И как только сохранила Марьяша довоенные занавески. Теперь они висели у молодых на окнах и, пропуская свет лишь сквозь полые кресты, порождали какую-то добрую тайну. Мелькал иногда поверх вихор Мити, взмахивала расплетаемая коса, поднимались мягко, будто крылья, руки — и опять только тени сквозь кресты. Неизвестно, чего и ждал Федор, некоего знака, и вот знак этот явился: свет в окнах погас. И тогда он заторопился домой, сказав им, этим счастливым людям: «И ничего, рожайте мужиков, да побольше. А то опустела деревня».
Домой Федор нес мир и покой в душе. Поначалу даже не удивило, что в его избе, еще пропитанной духом Марыси, хозяйничает Тонька. В запечье стояло корыто с теплой водой, возле которого голышом выстроились мужики, исключая только большуна, который с независимым видом сидел в красном углу, на хозяйском месте. Остальные повизгивали от ожидания. Первым полез в корыто, конечно, Санька, вскричал:
— Да, мамка, кали ласка, горячая!
Присев у порога на разувайку, Федор грустно улыбнулся: этому-то все равно, кого мамкой, кого тятькой называть…
Голый Санька сиганул на печь, а место его занял Венька, вежливый такой мужичок. Этот сказал:
— Тетя Тоня, я щекотки боюсь, ты меня не щекочи.
И Тонька, видно, уважила просьбу стеснительного мужика, ополоснула его легонько, без всякой щекотки.
Следующим Юрась полез в корыто. Голый, он и в самом деле напоминал этакого рыженького карасика, ласково и лениво бултыхался под руками Тоньки. Федор поймал себя на мысли, что этого, как и все остальные, чужекровного ребятёнка, любит побольше других; передался ему от матери и облик, и голос, тоненький и как бы женский.

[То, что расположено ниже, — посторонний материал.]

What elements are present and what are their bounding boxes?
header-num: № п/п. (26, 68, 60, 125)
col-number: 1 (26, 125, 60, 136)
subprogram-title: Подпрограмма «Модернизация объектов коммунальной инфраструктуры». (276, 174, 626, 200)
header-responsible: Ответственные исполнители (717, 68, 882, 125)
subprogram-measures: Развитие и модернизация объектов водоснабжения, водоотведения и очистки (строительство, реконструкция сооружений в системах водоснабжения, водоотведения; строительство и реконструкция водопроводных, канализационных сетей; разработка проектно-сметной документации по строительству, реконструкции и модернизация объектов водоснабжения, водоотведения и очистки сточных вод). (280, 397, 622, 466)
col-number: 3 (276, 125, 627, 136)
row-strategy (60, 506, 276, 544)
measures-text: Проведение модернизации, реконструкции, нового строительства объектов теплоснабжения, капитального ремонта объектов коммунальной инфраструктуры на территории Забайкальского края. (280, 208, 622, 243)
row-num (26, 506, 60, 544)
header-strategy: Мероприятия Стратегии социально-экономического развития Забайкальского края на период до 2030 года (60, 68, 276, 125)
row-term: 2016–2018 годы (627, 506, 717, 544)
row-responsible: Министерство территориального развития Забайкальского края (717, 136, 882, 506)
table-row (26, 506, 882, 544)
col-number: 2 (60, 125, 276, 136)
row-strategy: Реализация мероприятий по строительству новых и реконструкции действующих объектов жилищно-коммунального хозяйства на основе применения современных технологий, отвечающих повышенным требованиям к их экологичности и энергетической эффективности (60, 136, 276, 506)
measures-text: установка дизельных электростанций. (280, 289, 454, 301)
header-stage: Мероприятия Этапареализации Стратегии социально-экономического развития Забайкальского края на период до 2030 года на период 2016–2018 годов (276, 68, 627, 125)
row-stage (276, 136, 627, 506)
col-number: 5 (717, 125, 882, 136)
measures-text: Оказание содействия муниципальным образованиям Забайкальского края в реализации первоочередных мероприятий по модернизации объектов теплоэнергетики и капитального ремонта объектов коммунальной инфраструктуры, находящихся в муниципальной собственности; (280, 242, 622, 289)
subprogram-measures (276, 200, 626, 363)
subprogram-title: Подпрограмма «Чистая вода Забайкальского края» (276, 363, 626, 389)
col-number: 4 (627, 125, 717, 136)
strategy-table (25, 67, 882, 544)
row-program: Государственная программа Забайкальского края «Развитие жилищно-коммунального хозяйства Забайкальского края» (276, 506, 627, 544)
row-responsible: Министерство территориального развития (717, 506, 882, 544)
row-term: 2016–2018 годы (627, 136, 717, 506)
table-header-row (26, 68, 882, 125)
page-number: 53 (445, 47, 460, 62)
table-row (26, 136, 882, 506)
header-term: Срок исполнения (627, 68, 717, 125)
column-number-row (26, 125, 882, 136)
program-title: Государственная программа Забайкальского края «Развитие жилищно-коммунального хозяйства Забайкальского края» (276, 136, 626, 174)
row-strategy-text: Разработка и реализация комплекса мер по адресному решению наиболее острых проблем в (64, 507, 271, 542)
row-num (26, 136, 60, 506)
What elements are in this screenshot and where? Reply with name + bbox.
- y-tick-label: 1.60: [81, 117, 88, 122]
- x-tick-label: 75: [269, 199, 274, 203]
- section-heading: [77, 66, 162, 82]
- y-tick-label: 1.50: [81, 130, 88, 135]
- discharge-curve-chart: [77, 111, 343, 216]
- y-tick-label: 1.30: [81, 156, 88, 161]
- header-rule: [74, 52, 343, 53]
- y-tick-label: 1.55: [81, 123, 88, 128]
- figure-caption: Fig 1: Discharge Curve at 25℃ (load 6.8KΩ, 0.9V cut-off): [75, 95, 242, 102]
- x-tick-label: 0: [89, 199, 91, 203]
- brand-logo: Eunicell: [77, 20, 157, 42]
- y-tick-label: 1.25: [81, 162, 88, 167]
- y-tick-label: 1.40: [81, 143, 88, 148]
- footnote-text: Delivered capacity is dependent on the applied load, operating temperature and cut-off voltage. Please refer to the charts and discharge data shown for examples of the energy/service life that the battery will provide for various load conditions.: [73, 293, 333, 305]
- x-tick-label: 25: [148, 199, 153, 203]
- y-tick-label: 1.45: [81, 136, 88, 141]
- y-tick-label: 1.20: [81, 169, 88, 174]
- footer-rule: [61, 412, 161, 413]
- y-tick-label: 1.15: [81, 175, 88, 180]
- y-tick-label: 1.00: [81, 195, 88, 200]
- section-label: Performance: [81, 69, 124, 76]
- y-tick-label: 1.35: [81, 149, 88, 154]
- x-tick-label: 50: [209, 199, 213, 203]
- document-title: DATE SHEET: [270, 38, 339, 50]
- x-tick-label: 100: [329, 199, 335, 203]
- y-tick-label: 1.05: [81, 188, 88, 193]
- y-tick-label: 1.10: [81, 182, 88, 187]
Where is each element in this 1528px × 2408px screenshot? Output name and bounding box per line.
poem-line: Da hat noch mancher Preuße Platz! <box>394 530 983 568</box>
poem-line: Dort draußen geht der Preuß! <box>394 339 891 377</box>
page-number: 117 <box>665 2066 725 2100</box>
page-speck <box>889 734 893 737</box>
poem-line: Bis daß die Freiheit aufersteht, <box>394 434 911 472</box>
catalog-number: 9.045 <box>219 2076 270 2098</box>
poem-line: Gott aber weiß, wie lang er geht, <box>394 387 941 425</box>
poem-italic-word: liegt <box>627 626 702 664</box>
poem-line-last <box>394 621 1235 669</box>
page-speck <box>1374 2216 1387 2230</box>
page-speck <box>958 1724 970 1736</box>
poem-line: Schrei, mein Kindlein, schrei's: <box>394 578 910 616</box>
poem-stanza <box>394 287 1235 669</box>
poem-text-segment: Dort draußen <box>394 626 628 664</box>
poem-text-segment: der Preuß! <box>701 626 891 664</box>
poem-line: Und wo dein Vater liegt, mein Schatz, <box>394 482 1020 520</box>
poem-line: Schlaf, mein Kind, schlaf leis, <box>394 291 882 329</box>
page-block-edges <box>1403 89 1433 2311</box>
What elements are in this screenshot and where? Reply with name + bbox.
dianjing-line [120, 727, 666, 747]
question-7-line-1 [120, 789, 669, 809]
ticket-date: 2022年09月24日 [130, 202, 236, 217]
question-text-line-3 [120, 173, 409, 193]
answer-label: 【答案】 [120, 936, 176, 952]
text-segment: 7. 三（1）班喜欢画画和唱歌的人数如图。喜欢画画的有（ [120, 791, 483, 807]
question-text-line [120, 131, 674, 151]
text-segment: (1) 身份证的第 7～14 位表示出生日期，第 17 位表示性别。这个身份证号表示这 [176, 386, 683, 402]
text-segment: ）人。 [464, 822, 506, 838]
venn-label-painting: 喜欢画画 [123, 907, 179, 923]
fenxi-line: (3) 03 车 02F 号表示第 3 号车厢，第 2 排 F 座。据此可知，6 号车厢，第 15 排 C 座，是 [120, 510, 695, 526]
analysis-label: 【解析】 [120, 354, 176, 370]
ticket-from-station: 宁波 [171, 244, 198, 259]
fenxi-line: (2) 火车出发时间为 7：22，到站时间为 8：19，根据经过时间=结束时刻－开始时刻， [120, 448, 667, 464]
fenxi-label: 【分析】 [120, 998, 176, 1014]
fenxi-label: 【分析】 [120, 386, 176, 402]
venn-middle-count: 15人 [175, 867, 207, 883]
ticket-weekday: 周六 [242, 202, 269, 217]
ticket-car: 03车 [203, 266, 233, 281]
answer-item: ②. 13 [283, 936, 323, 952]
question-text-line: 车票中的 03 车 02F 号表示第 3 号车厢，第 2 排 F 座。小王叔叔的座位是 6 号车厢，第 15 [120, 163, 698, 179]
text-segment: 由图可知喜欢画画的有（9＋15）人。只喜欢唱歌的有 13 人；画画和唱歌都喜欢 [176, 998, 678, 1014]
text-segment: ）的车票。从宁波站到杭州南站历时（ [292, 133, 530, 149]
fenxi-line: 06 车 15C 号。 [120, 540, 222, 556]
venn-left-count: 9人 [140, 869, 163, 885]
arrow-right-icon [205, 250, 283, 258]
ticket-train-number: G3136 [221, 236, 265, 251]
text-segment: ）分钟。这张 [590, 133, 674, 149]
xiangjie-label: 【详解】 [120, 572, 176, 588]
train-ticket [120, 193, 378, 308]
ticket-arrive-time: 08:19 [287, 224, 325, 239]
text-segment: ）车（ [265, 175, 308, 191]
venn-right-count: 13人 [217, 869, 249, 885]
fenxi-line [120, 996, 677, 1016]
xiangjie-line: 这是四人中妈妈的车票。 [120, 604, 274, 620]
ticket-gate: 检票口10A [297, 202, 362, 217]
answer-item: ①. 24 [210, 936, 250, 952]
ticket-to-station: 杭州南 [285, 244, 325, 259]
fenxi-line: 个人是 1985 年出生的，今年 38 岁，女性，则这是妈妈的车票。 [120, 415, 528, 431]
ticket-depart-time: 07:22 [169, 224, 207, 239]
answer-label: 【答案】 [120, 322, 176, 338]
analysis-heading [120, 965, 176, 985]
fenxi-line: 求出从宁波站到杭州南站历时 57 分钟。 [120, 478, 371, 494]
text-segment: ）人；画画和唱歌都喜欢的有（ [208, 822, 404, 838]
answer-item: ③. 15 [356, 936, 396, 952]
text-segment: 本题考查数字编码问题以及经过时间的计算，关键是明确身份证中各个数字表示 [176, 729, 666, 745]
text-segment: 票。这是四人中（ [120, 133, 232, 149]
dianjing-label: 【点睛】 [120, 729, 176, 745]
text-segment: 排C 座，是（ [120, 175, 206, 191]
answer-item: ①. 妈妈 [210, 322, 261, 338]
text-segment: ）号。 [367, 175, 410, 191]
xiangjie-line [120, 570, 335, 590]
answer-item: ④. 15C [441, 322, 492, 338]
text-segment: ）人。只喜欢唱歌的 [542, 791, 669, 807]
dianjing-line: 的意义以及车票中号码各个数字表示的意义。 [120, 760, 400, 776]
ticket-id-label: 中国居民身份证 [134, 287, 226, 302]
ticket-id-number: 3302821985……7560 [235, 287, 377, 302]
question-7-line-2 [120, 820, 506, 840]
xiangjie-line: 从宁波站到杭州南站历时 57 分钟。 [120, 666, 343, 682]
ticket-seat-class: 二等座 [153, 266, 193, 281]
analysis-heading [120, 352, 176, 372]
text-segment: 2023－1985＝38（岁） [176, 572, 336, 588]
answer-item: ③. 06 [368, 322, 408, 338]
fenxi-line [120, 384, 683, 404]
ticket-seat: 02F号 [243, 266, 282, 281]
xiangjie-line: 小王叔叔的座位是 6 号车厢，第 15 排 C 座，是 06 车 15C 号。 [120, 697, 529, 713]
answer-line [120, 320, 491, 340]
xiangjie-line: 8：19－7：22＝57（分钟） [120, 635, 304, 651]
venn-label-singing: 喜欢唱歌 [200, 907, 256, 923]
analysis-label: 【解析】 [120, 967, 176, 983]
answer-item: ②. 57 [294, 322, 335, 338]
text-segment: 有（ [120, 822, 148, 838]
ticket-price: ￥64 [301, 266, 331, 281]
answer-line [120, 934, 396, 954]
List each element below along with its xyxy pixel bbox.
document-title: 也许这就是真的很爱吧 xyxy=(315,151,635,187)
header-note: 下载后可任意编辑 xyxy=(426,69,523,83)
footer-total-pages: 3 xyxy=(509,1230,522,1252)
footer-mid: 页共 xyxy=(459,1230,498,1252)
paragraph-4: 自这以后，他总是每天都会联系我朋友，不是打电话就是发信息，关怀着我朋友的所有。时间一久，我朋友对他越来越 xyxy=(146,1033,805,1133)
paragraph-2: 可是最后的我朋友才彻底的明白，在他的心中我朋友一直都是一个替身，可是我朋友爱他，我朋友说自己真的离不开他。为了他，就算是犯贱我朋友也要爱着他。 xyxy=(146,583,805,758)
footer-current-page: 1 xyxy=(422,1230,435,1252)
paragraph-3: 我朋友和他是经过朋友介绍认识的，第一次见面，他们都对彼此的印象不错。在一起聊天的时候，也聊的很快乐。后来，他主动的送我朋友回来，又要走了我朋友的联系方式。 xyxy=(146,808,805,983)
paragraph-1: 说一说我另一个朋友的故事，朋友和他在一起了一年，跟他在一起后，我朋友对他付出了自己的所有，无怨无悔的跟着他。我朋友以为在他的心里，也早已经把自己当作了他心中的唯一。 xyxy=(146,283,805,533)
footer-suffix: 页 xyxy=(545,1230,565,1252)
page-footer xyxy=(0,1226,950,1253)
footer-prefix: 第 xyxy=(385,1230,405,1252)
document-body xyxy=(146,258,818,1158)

Мать он не забыл, но и Тоньку не обижал, говоря:
— Я люблю водичку те-епленькую…
Тонька из чугуна подлила еще теплой воды, и этот карасик благодарно пропищал:
— Ой-ёй-ёй… как хорошо… спасибо вам…
Он и мамкой, как глупый Санька, не называл, и теткой, как Венька, называть не хотел — обходился без всякого названия. Отправляясь вслед за ними на печь, так пригласил большуна:
— Давай, Юрко, она тебя тоже помоет.
— Больно мне нужна ваша Лутонька! — фыркнул несговорчивый большун, дождался, когда Тонька уйдет из запечья, и только тогда разделся, полез в корыто, уже тесноватое для него.
Пока Тонька занималась делом, Федор не питал к ней недобрых чувств, но как только она дело кончила и остановилась в ожидании чего-то несбыточного, вся его непримиримость сразу же ощетинилась словами:
— Чего, Лутонька? Чего торчишь тут?
— Да вот ребятешек обихаживала, — удовлетворенно, как хозяйка, вздохнула Тонька.
— Поди, и меня обиходить не прочь?
— Не прочь бы, Феденька, да ведь не дашься ты, — сказала так, а глаза подняла с некоторой неловкой надеждой.
— Да уж ясное дело, не дамся, — успокоил ее на этот счет.
Тоньке тут же и уйти бы, а она начала собирать поздний ужин. Федор уже в сердцах:
— Чего, Лутонька? Чего у печки толкешься?